Detection of DA on the flat gold and hybrid nano-SERS array based on Raman spectroscopy. (A) Schematic diagram of the difference of the Raman intensity before and after the addition of DA on the GO modified flat gold substrate and hybrid nano-SERS array. (B, C) Raman spectra of malachite green (MG)-labeled aptamer on GO before and after addition of 1 μM DA using (B) flat gold and (C) hybrid nano-SERS array as supporting substrates. (D) Averaged intensities of four different Raman peaks of MG before and after the addition of DA. The hybrid nano-SERS array shows a clear difference in Raman intensity while the GO-modified flat gold substrate failed to show the difference between before and after the addition of DA. Raman intensities were expressed as the mean ± SEM (n = 10). Raman spectra were recorded using a NIR laser-emitting light at a wavelength of 785 nm, with an irradiation laser power of 3 mW for 1 s.

Figure 4.

Quantitative measurements of DA in the cell-free configuration and released from single dopaminergic cells. (A) MG-labeled aptamer modified hybrid nano-SERS array was utilized to detect DA based on Raman spectroscopy. Three different peaks of MG were selected as indicators to achieve the linearity of DA concentration and Raman intensity.

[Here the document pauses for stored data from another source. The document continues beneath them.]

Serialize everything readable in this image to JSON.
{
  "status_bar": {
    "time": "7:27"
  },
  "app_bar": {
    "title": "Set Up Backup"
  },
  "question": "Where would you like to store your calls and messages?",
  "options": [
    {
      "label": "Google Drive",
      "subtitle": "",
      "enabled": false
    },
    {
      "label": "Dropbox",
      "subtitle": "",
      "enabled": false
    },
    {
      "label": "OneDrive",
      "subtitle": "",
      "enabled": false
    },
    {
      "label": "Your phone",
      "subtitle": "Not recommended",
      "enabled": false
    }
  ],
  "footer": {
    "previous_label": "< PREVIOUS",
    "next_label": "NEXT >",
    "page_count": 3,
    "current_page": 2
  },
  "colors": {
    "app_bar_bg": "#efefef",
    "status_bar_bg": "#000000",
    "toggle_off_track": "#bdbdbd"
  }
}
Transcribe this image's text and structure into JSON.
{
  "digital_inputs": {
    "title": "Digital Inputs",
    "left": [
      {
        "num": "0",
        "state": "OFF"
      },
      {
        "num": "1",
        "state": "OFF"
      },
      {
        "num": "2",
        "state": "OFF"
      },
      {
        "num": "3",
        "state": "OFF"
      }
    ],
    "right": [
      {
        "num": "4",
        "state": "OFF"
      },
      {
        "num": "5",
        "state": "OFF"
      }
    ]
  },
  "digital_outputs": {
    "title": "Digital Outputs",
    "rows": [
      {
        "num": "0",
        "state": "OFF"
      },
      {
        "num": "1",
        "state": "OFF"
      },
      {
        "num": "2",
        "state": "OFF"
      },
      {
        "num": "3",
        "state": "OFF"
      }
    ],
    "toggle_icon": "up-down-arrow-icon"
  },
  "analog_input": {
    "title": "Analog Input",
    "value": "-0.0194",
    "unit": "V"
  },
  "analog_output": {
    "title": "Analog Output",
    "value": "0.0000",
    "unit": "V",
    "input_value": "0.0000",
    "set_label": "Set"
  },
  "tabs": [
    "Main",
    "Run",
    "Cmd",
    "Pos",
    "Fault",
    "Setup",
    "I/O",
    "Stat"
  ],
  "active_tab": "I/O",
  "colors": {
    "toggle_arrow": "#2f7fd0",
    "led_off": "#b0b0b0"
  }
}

The signal differences from negative control (0 M of DA) of (B) 830 cm⁻¹, (C) 920 cm⁻¹, and (D) 980 cm⁻¹ were obtained and normalized to GO peaks (G bands) for quantitative measurement of DA. Three different wavelengths were shown to have a high linearity value (R² ≥ 0.96) for the DA detection based on the surface-enhanced Raman resonance (SERS) signal. The standard deviation of the controls were (B) 0.026, (C) 0.016, and (D) 0.012, respectively. Data were expressed as the mean ± SEM (n = 10). (E) Schematic diagram depicting a strategy to detect DA released from single cells. Cells that released DA showed the mass detachment of Raman dye-modified aptamers on the GO surface, which contribute to a huge decrease in Raman signals that appear in Raman mapping images. (F) Representative Raman images of the (i) Raman mapping and (ii) optical image of single dopaminergic cells at 830 cm⁻¹. The optical image exactly matches with that of the Raman mapping image. Scale bars = 20 μm. (G) Raman signal intensities (830 cm⁻¹) that were obtained from different regions of Raman mapping images that appeared in (B). A single dopaminergic cell shows a clear intensity difference from each of the sections in the Raman spectra (n = 10; *p < 0.01, Student’s unpaired t-test).

Figure 5.

In situ detection of DA released from undifferentiated/differentiated NSCs. (A) Schematic diagram depicting a strategy to detect DA released from single neural stem cells, which were differentiating to the neuron for 20 days. (B) Representative immunofluorescence images of the undifferentiated/differentiated NSCs from day 0 to 20 after induction of differentiation. Scale bars = 50 μm. (C) Representative Raman mapping images corresponding to (B) at 830 cm⁻¹. Scale bars = 5 μm. The dotted lines indicate the boundary of the cells. (D) mRNA levels of the Sox-1 and MAP-2 of the differentiated NSCs, which were corresponded to (B) and (C) (n = 5; *p < 0.01, Student’s unpaired t-test). (E) Raman signal intensities (830 cm ⁻¹) that were obtained from different regions of Raman mapping images that appeared in (C) (n = 10; *p < 0.01, Student’s unpaired t-test).